Les transhumanistes étant ceux qui « croient » ou qui ne craignent pas l’homme augmenté, qui profitera de la fusion entre le cerveau et la technologie. Toute résistance s’avère difficile : qui s’opposera à ce progrès, un progrès personnel et collectif ? Pourtant, des scientifiques de renom, sous la houlette du génial Stephen Hawking, ont écrit une lettre au Guardian pour évoquer le risque majeur que le développement de l’intelligence artificielle fera courir à l’humanité, dans les 40 prochaines années. Le comité d‘éthique formé à cette occasion par Google ne changeant pas grand chose aux craintes de cette assemblée de scientifiques et prix Nobel, au contraire. Un autre inquiet fut Bill Joy, fondateur du langage Java et de Sun, que tous les informaticiens connaissent.
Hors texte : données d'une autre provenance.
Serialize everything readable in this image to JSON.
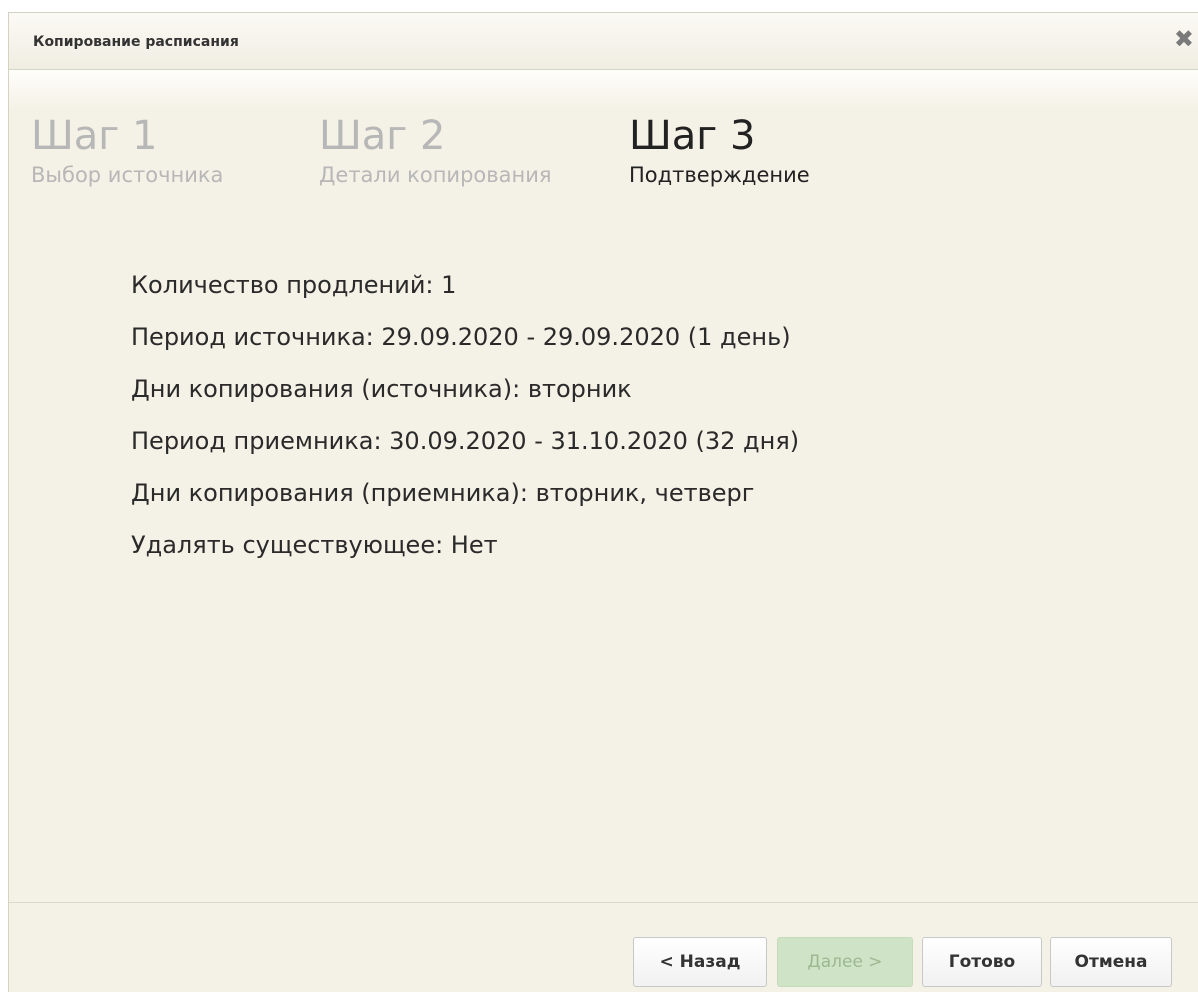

Son livre datant de l’an 2000, Pourquoi le futur n’a pas besoin de nous, résume les inquiétudes générées par le pouvoir grandissant des technologies, qui annoncent la fin de l’homme. Ou du moins qui le dépouilleront de toutes ses prérogatives : on parle déjà de neuropolice, de neurojustice, de neurogéopolitique. Laurent Alexandre lui-même, en bon chirurgien, prévoit la disparition des infirmières. Dommage.
Moins d’humain, donc moins d’erreur ?
Tout cela n’est pas que de la prospective, ou de la neuroscience-fiction. Des pays (asiatiques, pour ne pas les citer) sont déjà sur la ligne de départ de la sélection des embryons, avec en vue la domination sur les pays qui refuseront cette sélection. Une guerre mondiale de l’intelligence est en cours, et les technologies NBIC qui en sont les armes prennent une ampleur considérable.
S’il y a des limites philosophiques, il n’y a pas de limites technologiques. Et la technologie est neutre. Soi-disant. En soutenant que l’âme humaine provient de nos neurones plutôt que du Seigneur, Laurent Alexandre prend un risque. Celui d’ignorer le niveau d’organisation supérieur, cher à Laborit et aux découvreurs « à l’ancienne », qui marchent à la simple imagination, et à la foi. Le scientisme a ses limites.
À la fin de sa démonstration, Laurent Alexandre abandonne le micro au public. Et se trouve démuni devant une question fort pertinente sur la mort… de la Mort : que va devenir la créativité humaine, qu’on sait organiquement liée à la peur de la mort, si cette dernière est vaincue ? Un feed-back cybernétique imprévu. L’Homme imparfait a peut-être encore de beaux jours devant lui.